今日は先生たちの一斉出張な為、全部活休みで早帰りだ。
教室にはもう、奈々と俺だけ。だから今が話しかけに行くチャンスだった。
「奈々。動物って好きだったか?」
俺が話しかけに行くと奈々は少し驚いていたがすぐに返事をしてきた。
「うん。動物大好きなんだよね。それがどうかしたの?」
「いや、最近猫を飼いだしたんだよ。だから久しぶりに家来るか?っていう誘い。」
俺がそういうと奈々は顔を真っ赤にしていた。

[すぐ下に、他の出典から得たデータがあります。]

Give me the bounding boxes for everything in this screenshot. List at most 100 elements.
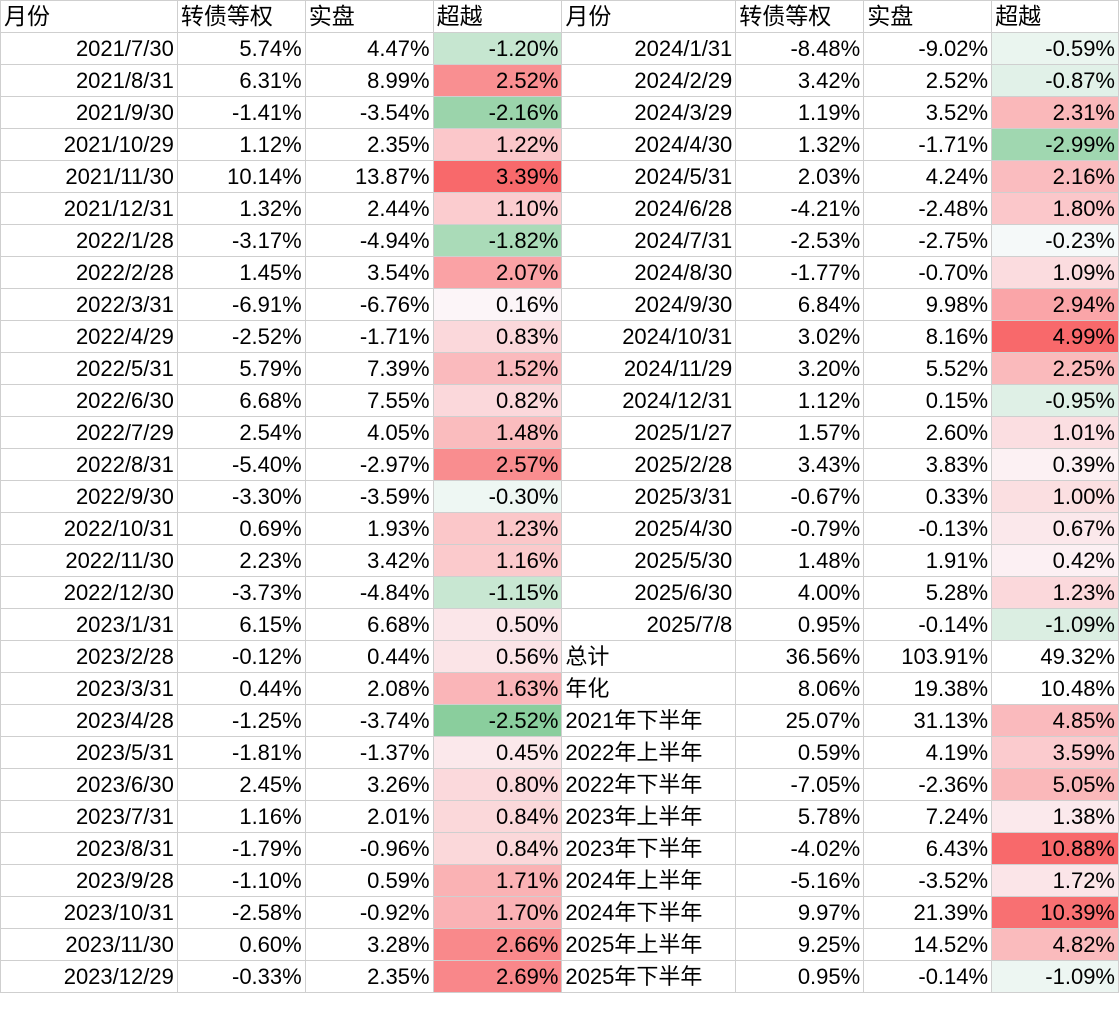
left-live-cell[interactable]: -3.59% [304,480,434,513]
right-excess-cell[interactable]: 5.05% [991,768,1119,801]
left-live-cell[interactable]: 7.39% [304,352,434,385]
right-live-cell[interactable]: 4.24% [863,160,993,193]
left-month-cell[interactable]: 2023/4/28 [0,704,178,737]
left-cb-equal-weight-cell[interactable]: -2.58% [176,896,306,929]
right-excess-cell[interactable]: -1.09% [991,960,1119,993]
left-live-cell[interactable]: -0.92% [304,896,434,929]
left-cb-equal-weight-cell[interactable]: 6.68% [176,384,306,417]
right-live-cell[interactable]: 19.38% [863,672,993,705]
right-month-cell[interactable]: 年化 [561,672,737,705]
right-month-cell[interactable]: 2022年上半年 [561,736,737,769]
right-cb-equal-weight-cell[interactable]: 1.48% [735,544,865,577]
left-live-cell[interactable]: -3.74% [304,704,434,737]
left-excess-cell[interactable]: 1.48% [432,416,563,449]
right-cb-equal-weight-cell[interactable]: 3.42% [735,64,865,97]
right-month-cell[interactable]: 2024年下半年 [561,896,737,929]
left-excess-cell[interactable]: 0.50% [432,608,563,641]
left-excess-cell[interactable]: 2.52% [432,64,563,97]
left-cb-equal-weight-cell[interactable]: 10.14% [176,160,306,193]
left-excess-cell[interactable]: 1.52% [432,352,563,385]
left-month-cell[interactable]: 2023/7/31 [0,800,178,833]
left-month-cell[interactable]: 2023/2/28 [0,640,178,673]
right-live-cell[interactable]: 9.98% [863,288,993,321]
left-excess-cell[interactable]: -1.82% [432,224,563,257]
left-month-cell[interactable]: 2021/9/30 [0,96,178,129]
right-excess-cell[interactable]: 1.00% [991,480,1119,513]
left-cb-equal-weight-cell[interactable]: -1.79% [176,832,306,865]
right-live-cell[interactable]: -0.70% [863,256,993,289]
left-cb-equal-weight-cell[interactable]: 0.60% [176,928,306,961]
right-cb-equal-weight-cell[interactable]: 0.95% [735,960,865,993]
right-cb-equal-weight-cell[interactable]: 3.20% [735,352,865,385]
right-month-cell[interactable]: 2024/6/28 [561,192,737,225]
right-live-cell[interactable]: 3.83% [863,448,993,481]
left-live-cell[interactable]: -6.76% [304,288,434,321]
left-month-cell[interactable]: 2022/2/28 [0,256,178,289]
left-cb-equal-weight-cell[interactable]: -1.41% [176,96,306,129]
right-month-cell[interactable]: 2025/7/8 [561,608,737,641]
left-live-cell[interactable]: -3.54% [304,96,434,129]
right-live-cell[interactable]: -9.02% [863,32,993,65]
right-excess-cell[interactable]: 1.38% [991,800,1119,833]
right-live-cell[interactable]: 4.19% [863,736,993,769]
right-cb-equal-weight-cell[interactable]: 3.02% [735,320,865,353]
right-live-cell[interactable]: 6.43% [863,832,993,865]
right-month-cell[interactable]: 2024/5/31 [561,160,737,193]
left-live-cell[interactable]: 4.47% [304,32,434,65]
right-excess-cell[interactable]: -0.23% [991,224,1119,257]
left-excess-cell[interactable]: 1.63% [432,672,563,705]
left-month-cell[interactable]: 2022/5/31 [0,352,178,385]
right-month-cell[interactable]: 总计 [561,640,737,673]
left-live-cell[interactable]: 0.59% [304,864,434,897]
left-excess-cell[interactable]: -2.52% [432,704,563,737]
left-cb-equal-weight-cell[interactable]: -0.12% [176,640,306,673]
left-month-cell[interactable]: 2022/11/30 [0,544,178,577]
right-cb-equal-weight-cell[interactable]: 9.25% [735,928,865,961]
left-live-cell[interactable]: 1.93% [304,512,434,545]
left-cb-equal-weight-cell[interactable]: 5.74% [176,32,306,65]
left-excess-cell[interactable]: 1.16% [432,544,563,577]
right-month-cell[interactable]: 2024/11/29 [561,352,737,385]
right-live-cell[interactable]: 8.16% [863,320,993,353]
left-month-cell[interactable]: 2023/12/29 [0,960,178,993]
left-cb-equal-weight-cell[interactable]: -6.91% [176,288,306,321]
right-excess-cell[interactable]: 10.39% [991,896,1119,929]
right-cb-equal-weight-cell[interactable]: 36.56% [735,640,865,673]
right-live-cell[interactable]: 5.28% [863,576,993,609]
right-month-cell[interactable]: 2025年下半年 [561,960,737,993]
right-excess-cell[interactable]: -1.09% [991,608,1119,641]
right-cb-equal-weight-cell[interactable]: 3.43% [735,448,865,481]
right-live-cell[interactable]: -0.14% [863,608,993,641]
right-month-cell[interactable]: 2025/2/28 [561,448,737,481]
right-live-cell[interactable]: 14.52% [863,928,993,961]
left-live-cell[interactable]: 2.44% [304,192,434,225]
left-live-cell[interactable]: 3.28% [304,928,434,961]
right-month-cell[interactable]: 2025年上半年 [561,928,737,961]
left-cb-equal-weight-cell[interactable]: -1.25% [176,704,306,737]
header-cell-right-live[interactable]: 实盘 [863,0,993,33]
right-cb-equal-weight-cell[interactable]: 25.07% [735,704,865,737]
right-live-cell[interactable]: 7.24% [863,800,993,833]
right-cb-equal-weight-cell[interactable]: -4.02% [735,832,865,865]
left-cb-equal-weight-cell[interactable]: 6.15% [176,608,306,641]
right-live-cell[interactable]: -0.13% [863,512,993,545]
left-excess-cell[interactable]: 0.45% [432,736,563,769]
right-month-cell[interactable]: 2022年下半年 [561,768,737,801]
right-cb-equal-weight-cell[interactable]: 1.19% [735,96,865,129]
right-month-cell[interactable]: 2021年下半年 [561,704,737,737]
left-excess-cell[interactable]: 0.56% [432,640,563,673]
right-excess-cell[interactable]: 1.23% [991,576,1119,609]
left-month-cell[interactable]: 2022/9/30 [0,480,178,513]
left-live-cell[interactable]: -0.96% [304,832,434,865]
left-excess-cell[interactable]: 2.66% [432,928,563,961]
right-live-cell[interactable]: -1.71% [863,128,993,161]
right-month-cell[interactable]: 2024年上半年 [561,864,737,897]
left-live-cell[interactable]: 7.55% [304,384,434,417]
right-excess-cell[interactable]: 1.80% [991,192,1119,225]
right-excess-cell[interactable]: 1.09% [991,256,1119,289]
header-cell-right-cb-equal-weight[interactable]: 转债等权 [735,0,865,33]
right-month-cell[interactable]: 2024/7/31 [561,224,737,257]
right-excess-cell[interactable]: 1.01% [991,416,1119,449]
right-excess-cell[interactable]: 4.85% [991,704,1119,737]
right-excess-cell[interactable]: -0.59% [991,32,1119,65]
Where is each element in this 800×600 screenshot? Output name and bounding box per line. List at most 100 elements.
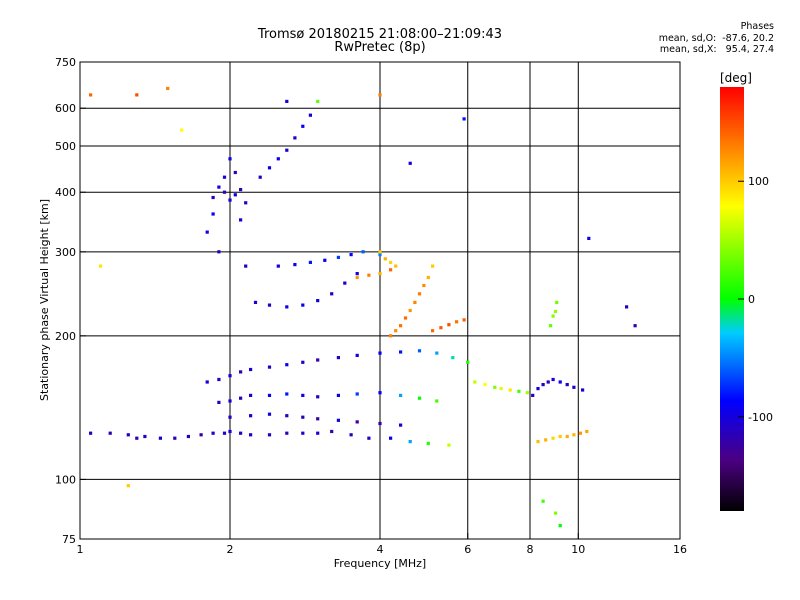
data-point: [228, 429, 232, 434]
data-point: [239, 218, 243, 222]
data-point: [267, 393, 272, 397]
data-point: [517, 389, 521, 393]
data-point: [239, 396, 243, 400]
data-point: [343, 281, 347, 285]
y-axis-ticks: 75 100 200 300 400 500 600 750: [55, 56, 86, 546]
data-point: [413, 300, 417, 304]
data-point: [285, 431, 289, 435]
data-point: [361, 250, 365, 254]
data-point: [565, 434, 569, 439]
data-point: [228, 198, 232, 202]
data-point: [253, 300, 258, 304]
data-point: [228, 399, 232, 403]
y-tick-label: 200: [55, 330, 76, 343]
data-point: [394, 329, 398, 333]
data-point: [316, 417, 320, 421]
data-point: [276, 157, 280, 161]
data-point: [249, 433, 253, 437]
data-point: [426, 275, 430, 280]
data-point: [355, 420, 359, 424]
data-point: [217, 400, 221, 404]
data-point: [553, 511, 558, 515]
data-point: [217, 250, 221, 254]
data-point: [108, 431, 112, 435]
data-point: [239, 431, 243, 435]
data-point: [316, 299, 320, 303]
data-point: [285, 392, 289, 396]
data-point: [408, 161, 412, 165]
data-point: [267, 412, 272, 416]
data-point: [228, 157, 232, 161]
y-tick-label: 750: [55, 56, 76, 69]
data-point: [585, 429, 589, 434]
data-point: [126, 433, 130, 437]
chart-subtitle: RwPretec (8p): [334, 40, 426, 55]
data-point: [349, 253, 353, 257]
data-point: [301, 360, 305, 364]
data-point: [378, 391, 382, 395]
data-point: [483, 383, 487, 387]
data-point: [572, 385, 576, 389]
data-point: [336, 356, 340, 360]
colorbar-label: [deg]: [720, 71, 752, 85]
data-point: [293, 136, 297, 140]
data-point: [558, 434, 562, 439]
data-point: [249, 414, 253, 418]
data-point: [553, 309, 558, 313]
data-point: [222, 431, 227, 435]
colorbar-tick-label: 0: [748, 293, 755, 306]
data-point: [244, 201, 248, 205]
data-point: [435, 399, 439, 403]
data-point: [408, 308, 412, 313]
y-tick-label: 75: [62, 533, 76, 546]
x-tick-label: 4: [377, 543, 384, 556]
y-tick-label: 500: [55, 140, 76, 153]
data-point: [417, 292, 422, 296]
y-tick-label: 300: [55, 246, 76, 259]
data-point: [285, 305, 289, 309]
colorbar-ticks: 100 0 -100: [738, 175, 773, 424]
data-point: [447, 443, 451, 447]
data-point: [211, 212, 215, 216]
data-point: [316, 99, 320, 103]
data-point: [267, 433, 272, 437]
data-point: [378, 93, 382, 97]
data-point: [180, 128, 184, 132]
data-point: [403, 316, 408, 320]
data-point: [417, 349, 422, 353]
data-point: [451, 356, 455, 360]
data-point: [399, 393, 403, 397]
data-point: [493, 385, 497, 389]
data-point: [378, 421, 382, 426]
data-point: [336, 418, 340, 422]
data-point: [205, 380, 209, 384]
data-point: [89, 93, 93, 97]
data-point: [186, 434, 190, 439]
data-point: [389, 436, 393, 440]
data-point: [301, 393, 305, 397]
data-point: [249, 393, 253, 397]
data-point: [551, 436, 555, 440]
gridlines: [80, 62, 680, 539]
data-point: [578, 431, 582, 435]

熱でもあるんだろうか?
「え?!いいい......家!?陸斗君の!?それ行っても大丈夫なの......?猫は見たいけど…。」
「いいから言ってるんだよ。母もいいって言ってたしな。来るか?」
「い、行く!。猫に会いに!(猫なんだからね。目的は猫なんだから…。落ち着きなさい。私!ドキドキしてるんじゃないのよ。)」
「そうと決まったら今からでも大丈夫か?それとも一回帰ってからのほうがいいか?」
「そうだね。一回帰ってからのほうがいいかも。お母さんに話して制服から着替えたら行くね!あ…でも…陸斗君の家の場所わからないかも…。」
「…俺が奈々の家まで送って、奈々の準備もろもろが終わったら家まで案内するよ。」
「いいの?大丈夫?」
「良いんだよ。」
「そっか…。なら…お願いします。(ヒェっ......私の心臓が持たないよ…。)」
「なら行くか。」
そういうと俺と奈々は学校を出て行った。